In life, hardship is never intentionally given, but it is never an accident. Fear is never forced on to us, but it is never present without purpose. Pain is never deliberately inflicted, but it is never by mistake.

Thus, what if pain is actually Love knocking on the doors of our heart, seeking to come in? What if pain is Love desiring to comfort and heal us?  What if pain is Love saying, "Look here!
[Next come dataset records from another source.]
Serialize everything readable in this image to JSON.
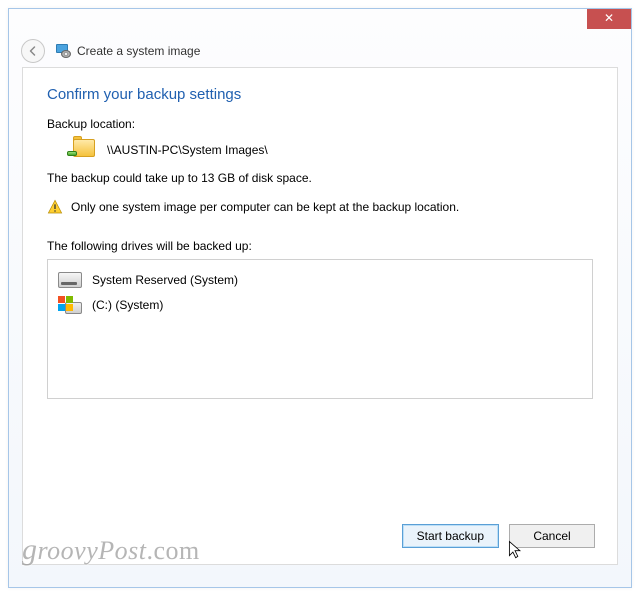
{
  "window": {
    "title": "Create a system image",
    "close_glyph": "✕"
  },
  "main": {
    "heading": "Confirm your backup settings",
    "location_label": "Backup location:",
    "location_path": "\\\\AUSTIN-PC\\System Images\\",
    "size_note": "The backup could take up to 13 GB of disk space.",
    "warning": "Only one system image per computer can be kept at the backup location.",
    "drives_heading": "The following drives will be backed up:",
    "drives": [
      {
        "label": "System Reserved (System)"
      },
      {
        "label": "(C:) (System)"
      }
    ]
  },
  "buttons": {
    "start": "Start backup",
    "cancel": "Cancel"
  },
  "watermark": "groovyPost.com"
}
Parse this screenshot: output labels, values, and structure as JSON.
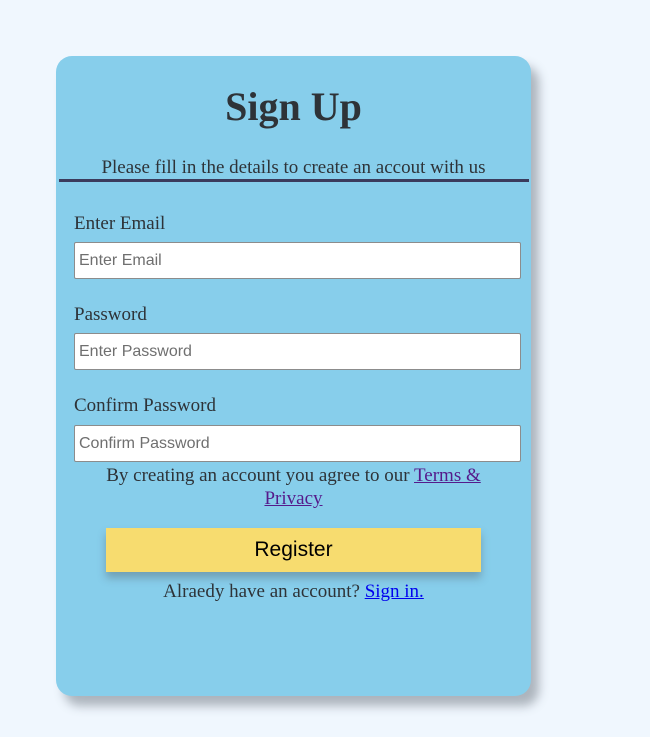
{
  "form": {
    "title": "Sign Up",
    "subtitle": "Please fill in the details to create an accout with us",
    "email": {
      "label": "Enter Email",
      "placeholder": "Enter Email",
      "value": ""
    },
    "password": {
      "label": "Password",
      "placeholder": "Enter Password",
      "value": ""
    },
    "confirm_password": {
      "label": "Confirm Password",
      "placeholder": "Confirm Password",
      "value": ""
    },
    "terms": {
      "text": "By creating an account you agree to our ",
      "link_label": "Terms & Privacy"
    },
    "register_label": "Register",
    "signin": {
      "text": "Alraedy have an account? ",
      "link_label": "Sign in."
    }
  },
  "colors": {
    "page_background": "#f0f7fe",
    "card_background": "#87ceeb",
    "button_background": "#f7dc6f",
    "divider": "#3b3b5c",
    "visited_link": "#551a8b",
    "link": "#0000ee"
  }
}
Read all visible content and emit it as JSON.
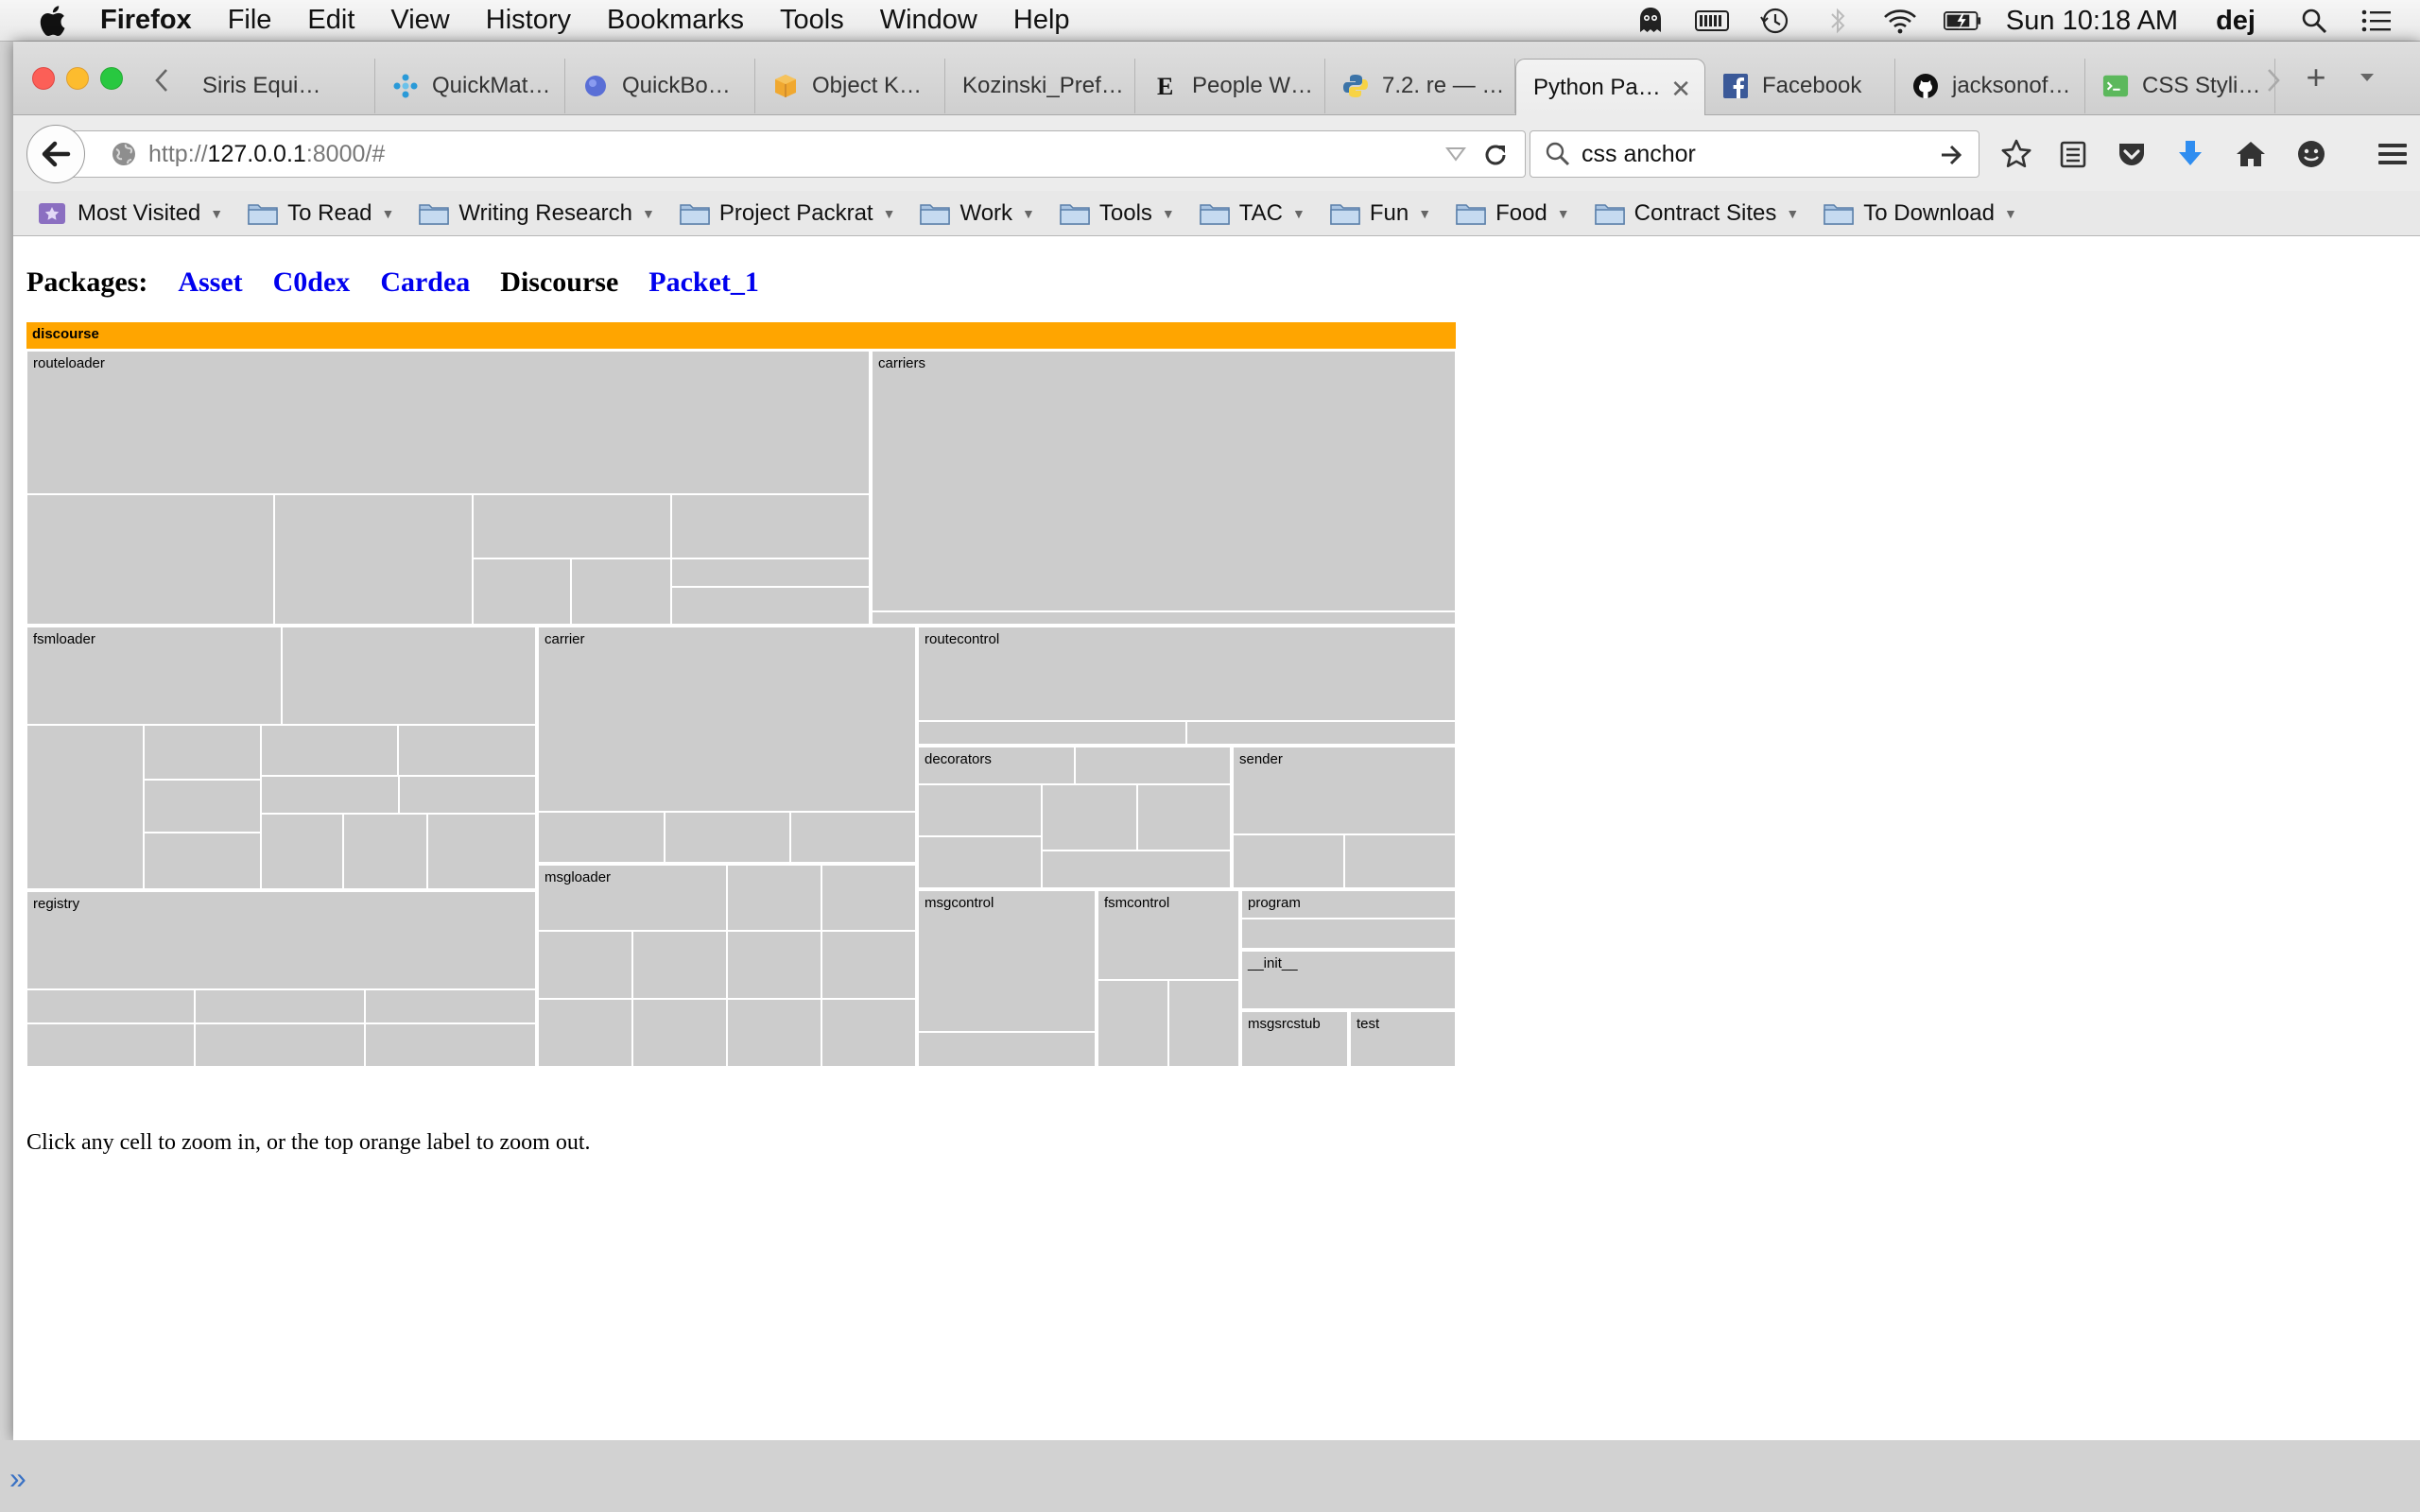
{
  "menubar": {
    "app_name": "Firefox",
    "items": [
      "File",
      "Edit",
      "View",
      "History",
      "Bookmarks",
      "Tools",
      "Window",
      "Help"
    ],
    "clock": "Sun 10:18 AM",
    "user": "dej",
    "status_icons": [
      "ghost-icon",
      "battery-meter-icon",
      "time-machine-icon",
      "bluetooth-icon",
      "wifi-icon",
      "battery-icon",
      "spotlight-search-icon",
      "notification-center-icon"
    ]
  },
  "tabs": [
    {
      "title": "Siris Equi…",
      "icon": "none"
    },
    {
      "title": "QuickMat…",
      "icon": "quickmat-icon",
      "color": "#2a9ad8"
    },
    {
      "title": "QuickBo…",
      "icon": "quickbooks-icon",
      "color": "#5a6fd6"
    },
    {
      "title": "Object K…",
      "icon": "aws-box-icon",
      "color": "#f0a830"
    },
    {
      "title": "Kozinski_Pref…",
      "icon": "none"
    },
    {
      "title": "People W…",
      "icon": "esquire-e-icon"
    },
    {
      "title": "7.2. re — …",
      "icon": "python-icon"
    },
    {
      "title": "Python Pa…",
      "icon": "none",
      "active": true
    },
    {
      "title": "Facebook",
      "icon": "facebook-icon",
      "color": "#3b5998"
    },
    {
      "title": "jacksonof…",
      "icon": "github-icon"
    },
    {
      "title": "CSS Styli…",
      "icon": "css-icon",
      "color": "#5cb85c"
    }
  ],
  "nav": {
    "url_prefix": "http://",
    "url_host": "127.0.0.1",
    "url_rest": ":8000/#",
    "search_value": "css anchor"
  },
  "bookmarks": [
    "Most Visited",
    "To Read",
    "Writing Research",
    "Project Packrat",
    "Work",
    "Tools",
    "TAC",
    "Fun",
    "Food",
    "Contract Sites",
    "To Download"
  ],
  "page": {
    "packages_label": "Packages:",
    "packages": [
      {
        "name": "Asset",
        "link": true
      },
      {
        "name": "C0dex",
        "link": true
      },
      {
        "name": "Cardea",
        "link": true
      },
      {
        "name": "Discourse",
        "link": false
      },
      {
        "name": "Packet_1",
        "link": true
      }
    ],
    "treemap_root": "discourse",
    "hint": "Click any cell to zoom in, or the top orange label to zoom out.",
    "cell_color": "#cccccc",
    "header_color": "#ffa500"
  },
  "treemap_groups": [
    {
      "name": "routeloader",
      "label": "routeloader"
    },
    {
      "name": "carriers",
      "label": "carriers"
    },
    {
      "name": "fsmloader",
      "label": "fsmloader"
    },
    {
      "name": "carrier",
      "label": "carrier"
    },
    {
      "name": "routecontrol",
      "label": "routecontrol"
    },
    {
      "name": "decorators",
      "label": "decorators"
    },
    {
      "name": "sender",
      "label": "sender"
    },
    {
      "name": "registry",
      "label": "registry"
    },
    {
      "name": "msgloader",
      "label": "msgloader"
    },
    {
      "name": "msgcontrol",
      "label": "msgcontrol"
    },
    {
      "name": "fsmcontrol",
      "label": "fsmcontrol"
    },
    {
      "name": "program",
      "label": "program"
    },
    {
      "name": "init",
      "label": "__init__"
    },
    {
      "name": "msgsrcstub",
      "label": "msgsrcstub"
    },
    {
      "name": "test",
      "label": "test"
    }
  ]
}
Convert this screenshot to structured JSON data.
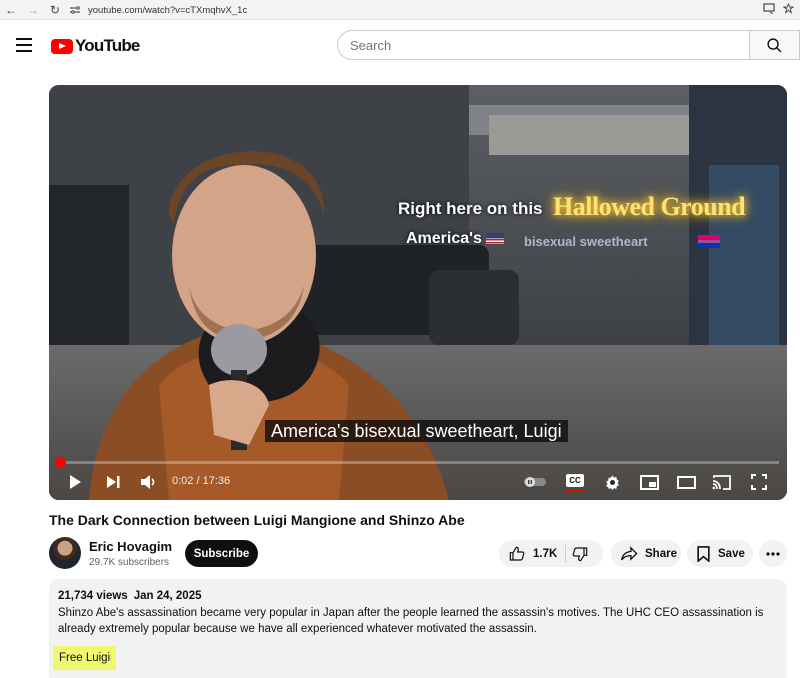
{
  "browser": {
    "url": "youtube.com/watch?v=cTXmqhvX_1c"
  },
  "header": {
    "logo_text": "YouTube",
    "search_placeholder": "Search"
  },
  "player": {
    "overlay_line1": "Right here on this",
    "overlay_highlight": "Hallowed Ground",
    "overlay_line2": "America's",
    "overlay_line2_faded": "bisexual sweetheart",
    "subtitle": "America's bisexual sweetheart, Luigi",
    "current_time": "0:02",
    "duration": "17:36",
    "time_display": "0:02 / 17:36",
    "progress_fraction": 0.002,
    "cc_label": "CC"
  },
  "video": {
    "title": "The Dark Connection between Luigi Mangione and Shinzo Abe",
    "channel_name": "Eric Hovagim",
    "subscribers": "29.7K subscribers",
    "subscribe_label": "Subscribe",
    "likes": "1.7K",
    "share_label": "Share",
    "save_label": "Save"
  },
  "description": {
    "views": "21,734 views",
    "date": "Jan 24, 2025",
    "text": "Shinzo Abe's assassination became very popular in Japan after the people learned the assassin's motives. The UHC CEO assassination is already extremely popular because we have all experienced whatever motivated the assassin.",
    "tag": "Free Luigi"
  },
  "colors": {
    "brand_red": "#ff0000",
    "highlight_yellow": "#f0f870"
  }
}
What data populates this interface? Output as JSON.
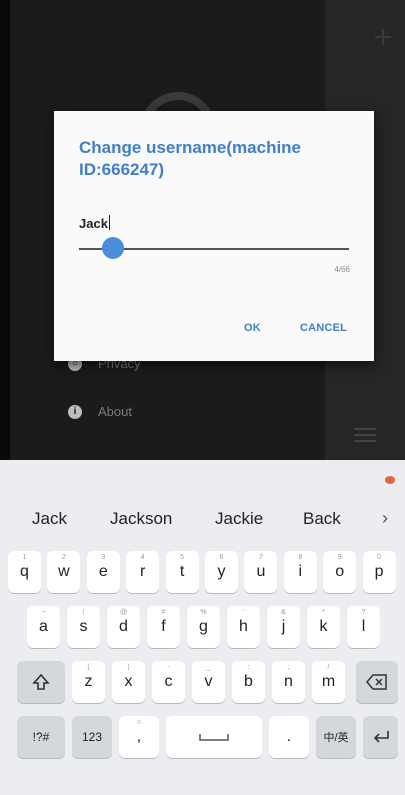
{
  "dialog": {
    "title": "Change username(machine ID:666247)",
    "value": "Jack",
    "counter": "4/66",
    "ok_label": "OK",
    "cancel_label": "CANCEL"
  },
  "menu": {
    "privacy_label": "Privacy",
    "about_label": "About"
  },
  "keyboard": {
    "suggestions": [
      "Jack",
      "Jackson",
      "Jackie",
      "Back"
    ],
    "more_icon": "chevron-right-icon",
    "row1": [
      {
        "label": "q",
        "hint": "1"
      },
      {
        "label": "w",
        "hint": "2"
      },
      {
        "label": "e",
        "hint": "3"
      },
      {
        "label": "r",
        "hint": "4"
      },
      {
        "label": "t",
        "hint": "5"
      },
      {
        "label": "y",
        "hint": "6"
      },
      {
        "label": "u",
        "hint": "7"
      },
      {
        "label": "i",
        "hint": "8"
      },
      {
        "label": "o",
        "hint": "9"
      },
      {
        "label": "p",
        "hint": "0"
      }
    ],
    "row2": [
      {
        "label": "a",
        "hint": "~"
      },
      {
        "label": "s",
        "hint": "!"
      },
      {
        "label": "d",
        "hint": "@"
      },
      {
        "label": "f",
        "hint": "#"
      },
      {
        "label": "g",
        "hint": "%"
      },
      {
        "label": "h",
        "hint": "'"
      },
      {
        "label": "j",
        "hint": "&"
      },
      {
        "label": "k",
        "hint": "*"
      },
      {
        "label": "l",
        "hint": "?"
      }
    ],
    "row3": [
      {
        "label": "z",
        "hint": "("
      },
      {
        "label": "x",
        "hint": ")"
      },
      {
        "label": "c",
        "hint": "-"
      },
      {
        "label": "v",
        "hint": "_"
      },
      {
        "label": "b",
        "hint": ":"
      },
      {
        "label": "n",
        "hint": ";"
      },
      {
        "label": "m",
        "hint": "/"
      }
    ],
    "shift_icon": "shift-icon",
    "backspace_icon": "backspace-icon",
    "symbols_label": "!?#",
    "numbers_label": "123",
    "comma_label": ",",
    "period_label": ".",
    "lang_label": "中/英",
    "enter_icon": "enter-icon"
  }
}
I have yet to touch this!"

Because Love loves us too much to leave behind a single tear left unwept, or an ounce of anger left unreleased, or a wound left uncomforted and unhealed.

But Love cannot repair what pain we do not reopen or acknowledge.

Love cannot comfort what we hide.

And Love cannot heal what we claim is not broken.

Wounds that linger like ghosts

Emotional wounds don't always originate from something negative that happens.

Sometimes wounds are the result of something good that should have happened but didn't.

For example, if a Father consistently degrades his child, it holds the same potential to bring harm as repeatedly failing to tell his child that he loves him.

In the latter scenario, it is not what he did that creates a wound, but what he didn’t do.

Therefore a question we all must ask is: was there anything that I needed emotionally when I was young that I did not receive?

For the absence of love creates wounds and pains that follow us like ghosts into adulthood.

When this form of pain exists, in order to heal, we must have the bravery to reawaken our wounds and reconnect with our pain that formed in childhood, discover specifically what we emotionally needed at the time of their formation, and allow God’s love in to fill the cracks that formed as a result of the love we never received.

Yes, it's egregious, intimidating, and dreadfully painful work.

But a moment of suffering is always worth a lifetime of freedom.